II – O parâmetro da fiscalização abstrata de constitucionalidade

 

Os dispositivos acima transcritos dos atos normativos impugnados contrariam frontalmente a Constituição do Estado de São Paulo, à qual está subordinada a produção normativa municipal ante a previsão dos arts. 1º, 18, 29 e 31 da Constituição Federal.

Os preceitos da Constituição Federal e da Constituição do Estado são aplicáveis aos Municípios por força do art. 29 daquela e do art. 144 desta.

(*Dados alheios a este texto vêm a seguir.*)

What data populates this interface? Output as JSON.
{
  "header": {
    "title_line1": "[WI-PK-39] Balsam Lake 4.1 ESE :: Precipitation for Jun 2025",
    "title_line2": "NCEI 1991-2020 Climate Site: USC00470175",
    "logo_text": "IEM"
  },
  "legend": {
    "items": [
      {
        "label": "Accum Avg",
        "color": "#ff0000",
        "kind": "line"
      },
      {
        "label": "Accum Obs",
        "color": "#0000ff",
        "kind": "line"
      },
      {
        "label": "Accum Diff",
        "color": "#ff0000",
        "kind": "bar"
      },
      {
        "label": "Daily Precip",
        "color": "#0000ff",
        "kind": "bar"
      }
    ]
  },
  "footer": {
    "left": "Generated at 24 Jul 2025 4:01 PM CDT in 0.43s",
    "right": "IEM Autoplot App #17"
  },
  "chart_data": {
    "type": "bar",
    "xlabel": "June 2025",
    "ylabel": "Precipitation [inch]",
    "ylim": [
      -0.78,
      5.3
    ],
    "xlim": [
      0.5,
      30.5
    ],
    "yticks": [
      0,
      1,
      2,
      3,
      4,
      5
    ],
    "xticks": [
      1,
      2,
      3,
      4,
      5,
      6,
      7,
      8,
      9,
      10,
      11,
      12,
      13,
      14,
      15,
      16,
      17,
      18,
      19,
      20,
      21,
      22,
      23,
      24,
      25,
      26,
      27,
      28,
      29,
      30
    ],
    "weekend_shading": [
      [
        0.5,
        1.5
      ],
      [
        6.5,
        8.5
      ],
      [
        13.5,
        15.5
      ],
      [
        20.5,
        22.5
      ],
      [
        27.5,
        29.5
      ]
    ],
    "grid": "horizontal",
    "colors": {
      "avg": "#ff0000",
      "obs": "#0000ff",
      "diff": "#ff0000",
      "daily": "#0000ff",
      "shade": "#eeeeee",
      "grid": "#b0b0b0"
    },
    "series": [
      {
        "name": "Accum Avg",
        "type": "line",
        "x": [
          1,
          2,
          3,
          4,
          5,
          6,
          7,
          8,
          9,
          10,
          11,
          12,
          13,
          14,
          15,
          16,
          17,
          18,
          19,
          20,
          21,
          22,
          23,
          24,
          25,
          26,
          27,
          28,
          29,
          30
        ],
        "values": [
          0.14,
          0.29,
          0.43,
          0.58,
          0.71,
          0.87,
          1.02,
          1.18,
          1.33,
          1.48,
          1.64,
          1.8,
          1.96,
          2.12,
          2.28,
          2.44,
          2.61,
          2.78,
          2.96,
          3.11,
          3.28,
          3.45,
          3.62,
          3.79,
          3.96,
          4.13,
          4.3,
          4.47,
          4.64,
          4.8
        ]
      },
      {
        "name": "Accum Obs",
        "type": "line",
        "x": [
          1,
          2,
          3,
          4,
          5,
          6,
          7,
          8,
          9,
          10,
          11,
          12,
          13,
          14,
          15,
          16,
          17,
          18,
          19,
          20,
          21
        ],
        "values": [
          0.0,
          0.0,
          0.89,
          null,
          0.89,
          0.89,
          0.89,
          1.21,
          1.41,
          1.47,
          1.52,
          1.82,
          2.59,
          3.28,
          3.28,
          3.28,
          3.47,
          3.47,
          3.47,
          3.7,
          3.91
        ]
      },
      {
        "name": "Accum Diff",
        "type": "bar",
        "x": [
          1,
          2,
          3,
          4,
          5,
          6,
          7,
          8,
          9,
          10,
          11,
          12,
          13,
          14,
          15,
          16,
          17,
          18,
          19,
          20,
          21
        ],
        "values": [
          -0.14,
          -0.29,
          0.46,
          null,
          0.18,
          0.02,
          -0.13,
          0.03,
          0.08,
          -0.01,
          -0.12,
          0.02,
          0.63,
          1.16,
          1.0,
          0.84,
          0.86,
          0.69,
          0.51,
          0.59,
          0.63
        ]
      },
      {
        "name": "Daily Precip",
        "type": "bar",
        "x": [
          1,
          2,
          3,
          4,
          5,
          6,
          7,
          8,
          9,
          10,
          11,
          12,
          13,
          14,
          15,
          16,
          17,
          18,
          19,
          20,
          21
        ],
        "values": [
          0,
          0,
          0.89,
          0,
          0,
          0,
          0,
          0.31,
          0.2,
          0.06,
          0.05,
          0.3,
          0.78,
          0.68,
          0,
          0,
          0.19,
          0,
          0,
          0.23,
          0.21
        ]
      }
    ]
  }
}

As normas contestadas são incompatíveis com os seguintes preceitos da Constituição Estadual:

“Artigo 111 – A administração pública direta, indireta ou fundacional, de qualquer dos Poderes do Estado, obedecerá aos princípios de legalidade, impessoalidade, moralidade, publicidade, razoabilidade, finalidade, motivação, interesse público e eficiência.

(...)

Artigo 115 – Para a organização da administração pública direta ou indireta, inclusive as fundações instituídas ou mantidas por qualquer dos Poderes do Estado, é obrigatório o cumprimento das seguintes normas:

(...)

II - a investidura em cargo ou emprego público depende de aprovação prévia, em concurso público de provas ou de provas e títulos, ressalvadas as nomeações para cargo em comissão, declarado em lei, de livre nomeação e exoneração;

(...)

V - as funções de confiança, exercidas exclusivamente por servidores ocupantes de cargo efetivo, e os cargos em comissão, a serem preenchidos por servidores de carreira nos casos, condições e percentuais mínimos previstos em lei, destinam-se apenas às atribuições de direção, chefia e assessoramento;

(...)

Artigo 144 - Os Municípios, com autonomia política, legislativa, administrativa e financeira se auto-organizarão por lei orgânica, atendidos os princípios estabelecidos na Constituição Federal e nesta Constituição”.

 

 

DAS ATRIBUIÇÕES TÉCNICAS E BUROCRÁTICAS - CRIAÇÃO ABUSIVA E ARTIFICIAL DE CARGOS OU EMPREGOS DE PROVIMENTO EM COMISSÃO

 

Embora o Município seja dotado de autonomia política e administrativa, dentro do sistema federativo, esta autonomia não tem caráter absoluto, pois se limita ao âmbito pré-fixado pela Constituição Federal (cf. José Afonso da Silva, Direito constitucional positivo, 13. ed., São Paulo, Malheiros, 1997, p. 459), devendo, portanto, observância aos princípios constitucionais.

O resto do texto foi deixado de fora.